Table 3 displays the factor limitations and Figure S3 illustrates the geometric position of the experimental points in the BBD design. After the modeling was completed, we proceeded to the optimization which consisted of finding the optimal fading rate according to the criteria and constraints illustrated in Table S2. In this study, the numerical optimization method was applied using the desirability function (D) as reported by [47].

Table 3. Limitations of the BBD plan factors.

Factor	Name	Units	Minimum	Maximum	Coded Low	Coded High
X1	[Fe2+]	mM	0.10	0.30	−1 ↔ 0.10	+1 ↔ 0.30
X2	Ic	mA	60.00	100.00	−1 ↔ 60.00	+1 ↔ 100.00
X3	[MO]	mg/L	20.00	60.00	−1 ↔ 20.00	+1 ↔ 60.00

4. Conclusions

Electrochemical oxidation based on the initiation of EF reactions with the use of two electrodes: carbon graphite and stainless steel has been used to successfully treat aqueous solutions containing methyl orange (MO) dye at a concentration of 60 mg/L during an electrolysis time of 60 min.
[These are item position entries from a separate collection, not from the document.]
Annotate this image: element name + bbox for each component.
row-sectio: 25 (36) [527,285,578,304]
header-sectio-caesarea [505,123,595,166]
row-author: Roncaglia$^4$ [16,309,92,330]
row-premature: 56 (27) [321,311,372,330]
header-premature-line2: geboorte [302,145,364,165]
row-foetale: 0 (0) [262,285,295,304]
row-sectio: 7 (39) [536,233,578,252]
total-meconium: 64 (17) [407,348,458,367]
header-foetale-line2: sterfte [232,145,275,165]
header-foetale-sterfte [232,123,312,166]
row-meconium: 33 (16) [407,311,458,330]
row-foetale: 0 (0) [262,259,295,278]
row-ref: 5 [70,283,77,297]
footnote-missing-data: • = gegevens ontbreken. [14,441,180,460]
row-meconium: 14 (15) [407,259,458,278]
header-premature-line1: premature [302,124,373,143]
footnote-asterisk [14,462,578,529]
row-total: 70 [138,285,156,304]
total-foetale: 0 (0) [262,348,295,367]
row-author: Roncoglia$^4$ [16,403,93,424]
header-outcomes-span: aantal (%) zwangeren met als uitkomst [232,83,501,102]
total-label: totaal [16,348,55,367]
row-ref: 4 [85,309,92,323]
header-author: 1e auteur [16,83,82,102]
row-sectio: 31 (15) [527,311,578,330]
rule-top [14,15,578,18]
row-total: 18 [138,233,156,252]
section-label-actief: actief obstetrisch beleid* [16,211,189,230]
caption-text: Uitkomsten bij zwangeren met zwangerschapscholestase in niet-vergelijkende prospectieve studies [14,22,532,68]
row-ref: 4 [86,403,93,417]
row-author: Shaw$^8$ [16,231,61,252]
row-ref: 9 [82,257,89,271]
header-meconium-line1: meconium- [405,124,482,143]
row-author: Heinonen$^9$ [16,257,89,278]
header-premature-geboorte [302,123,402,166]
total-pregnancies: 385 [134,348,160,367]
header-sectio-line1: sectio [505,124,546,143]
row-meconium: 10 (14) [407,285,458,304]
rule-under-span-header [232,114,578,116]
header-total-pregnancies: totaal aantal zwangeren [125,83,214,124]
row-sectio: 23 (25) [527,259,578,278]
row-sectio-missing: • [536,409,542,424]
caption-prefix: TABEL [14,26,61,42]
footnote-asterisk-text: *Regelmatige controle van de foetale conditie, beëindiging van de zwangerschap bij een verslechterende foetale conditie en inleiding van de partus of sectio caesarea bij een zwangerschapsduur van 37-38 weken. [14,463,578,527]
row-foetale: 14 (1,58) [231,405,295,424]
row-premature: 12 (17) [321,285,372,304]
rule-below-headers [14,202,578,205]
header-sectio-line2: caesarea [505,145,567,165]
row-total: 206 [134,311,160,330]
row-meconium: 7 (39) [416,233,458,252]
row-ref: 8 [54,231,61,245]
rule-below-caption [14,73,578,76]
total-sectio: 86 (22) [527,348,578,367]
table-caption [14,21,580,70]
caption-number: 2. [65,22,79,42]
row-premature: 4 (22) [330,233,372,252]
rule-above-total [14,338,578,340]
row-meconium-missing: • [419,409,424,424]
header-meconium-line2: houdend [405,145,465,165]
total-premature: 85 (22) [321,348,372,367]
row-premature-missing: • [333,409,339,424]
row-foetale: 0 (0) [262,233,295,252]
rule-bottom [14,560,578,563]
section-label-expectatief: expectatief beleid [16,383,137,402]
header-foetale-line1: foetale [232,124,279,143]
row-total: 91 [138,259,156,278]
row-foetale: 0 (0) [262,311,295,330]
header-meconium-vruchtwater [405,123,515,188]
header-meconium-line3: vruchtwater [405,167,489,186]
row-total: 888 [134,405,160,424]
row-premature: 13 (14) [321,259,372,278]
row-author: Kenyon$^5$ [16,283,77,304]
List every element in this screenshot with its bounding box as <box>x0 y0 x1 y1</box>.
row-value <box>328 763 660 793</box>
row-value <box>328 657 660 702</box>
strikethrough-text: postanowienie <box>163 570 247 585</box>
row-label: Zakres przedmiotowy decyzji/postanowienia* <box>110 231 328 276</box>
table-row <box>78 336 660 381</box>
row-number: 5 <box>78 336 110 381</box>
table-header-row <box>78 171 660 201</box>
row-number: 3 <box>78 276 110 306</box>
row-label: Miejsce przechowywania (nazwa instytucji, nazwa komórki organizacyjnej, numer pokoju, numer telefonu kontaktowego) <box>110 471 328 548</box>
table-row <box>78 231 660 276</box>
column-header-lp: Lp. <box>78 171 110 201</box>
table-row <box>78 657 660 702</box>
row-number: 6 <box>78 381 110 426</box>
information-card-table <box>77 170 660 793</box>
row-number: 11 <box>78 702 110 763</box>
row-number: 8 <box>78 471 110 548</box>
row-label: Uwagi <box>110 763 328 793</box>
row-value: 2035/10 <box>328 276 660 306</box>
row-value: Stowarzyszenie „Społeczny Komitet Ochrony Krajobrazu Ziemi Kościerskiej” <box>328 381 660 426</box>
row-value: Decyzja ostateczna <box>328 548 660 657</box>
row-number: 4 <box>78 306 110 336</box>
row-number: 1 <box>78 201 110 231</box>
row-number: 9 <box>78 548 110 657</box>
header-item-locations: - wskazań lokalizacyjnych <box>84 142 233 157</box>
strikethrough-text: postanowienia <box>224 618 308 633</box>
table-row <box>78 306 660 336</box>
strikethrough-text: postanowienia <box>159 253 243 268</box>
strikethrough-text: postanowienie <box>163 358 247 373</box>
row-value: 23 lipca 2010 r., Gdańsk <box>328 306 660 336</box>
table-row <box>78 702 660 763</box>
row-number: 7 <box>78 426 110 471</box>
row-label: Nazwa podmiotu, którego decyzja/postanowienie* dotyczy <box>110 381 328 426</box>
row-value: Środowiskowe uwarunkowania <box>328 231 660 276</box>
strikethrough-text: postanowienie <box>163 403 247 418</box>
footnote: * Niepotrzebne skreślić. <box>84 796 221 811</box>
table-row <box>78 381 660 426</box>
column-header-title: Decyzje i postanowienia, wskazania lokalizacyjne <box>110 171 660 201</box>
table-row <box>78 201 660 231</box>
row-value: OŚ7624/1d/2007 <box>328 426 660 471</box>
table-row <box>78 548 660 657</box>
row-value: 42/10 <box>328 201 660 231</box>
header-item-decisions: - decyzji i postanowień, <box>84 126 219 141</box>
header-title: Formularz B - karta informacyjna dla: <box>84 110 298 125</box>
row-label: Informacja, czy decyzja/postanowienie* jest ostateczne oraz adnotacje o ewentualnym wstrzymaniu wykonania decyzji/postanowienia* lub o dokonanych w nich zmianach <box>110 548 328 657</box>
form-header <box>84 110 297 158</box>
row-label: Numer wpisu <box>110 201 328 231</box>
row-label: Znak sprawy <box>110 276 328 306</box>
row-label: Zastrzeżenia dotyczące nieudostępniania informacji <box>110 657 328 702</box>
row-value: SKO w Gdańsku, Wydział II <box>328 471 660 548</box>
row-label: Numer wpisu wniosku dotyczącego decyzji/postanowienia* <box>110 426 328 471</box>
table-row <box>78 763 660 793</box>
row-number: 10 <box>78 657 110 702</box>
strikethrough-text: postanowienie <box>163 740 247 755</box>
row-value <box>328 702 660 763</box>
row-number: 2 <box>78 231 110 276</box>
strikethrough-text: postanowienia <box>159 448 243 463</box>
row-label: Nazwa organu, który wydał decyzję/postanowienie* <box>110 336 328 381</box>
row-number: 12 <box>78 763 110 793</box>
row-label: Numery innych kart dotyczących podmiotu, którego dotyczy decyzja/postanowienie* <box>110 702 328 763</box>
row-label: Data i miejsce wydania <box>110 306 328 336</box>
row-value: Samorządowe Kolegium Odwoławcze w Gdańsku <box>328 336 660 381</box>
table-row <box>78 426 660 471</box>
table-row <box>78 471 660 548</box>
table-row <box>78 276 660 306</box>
The experiment was performed in a 250 mL glass reactor under acidic conditions to follow the effect of different operational parameters (electrolysis dose, solution pH, applied current, dye concentration, and temperature) on the EF process performance. For this effect, the optimization of these parameters was performed by the BBD design that allows describing a matrix of three variables on a set of 16 experiments. These results were confirmed by a BBD design which was applied to determine the optimal experimental conditions in terms of discoloration rate. Under the optimal conditions of the three parameters (Fe²⁺ = 0.232 mM, Ic = 80 mA, MO = 60 mg/L), a maximum discoloration rate of 94.5% was achieved. Analysis using UV-visible spectrophotometers clearly showed that initiating EF reactions is an important and very effective way to save time and energy during the discoloration of aqueous solutions. Coupling the Electro-Fenton process with another treatment process makes it applicable to the treatment of wastewater from textile factories.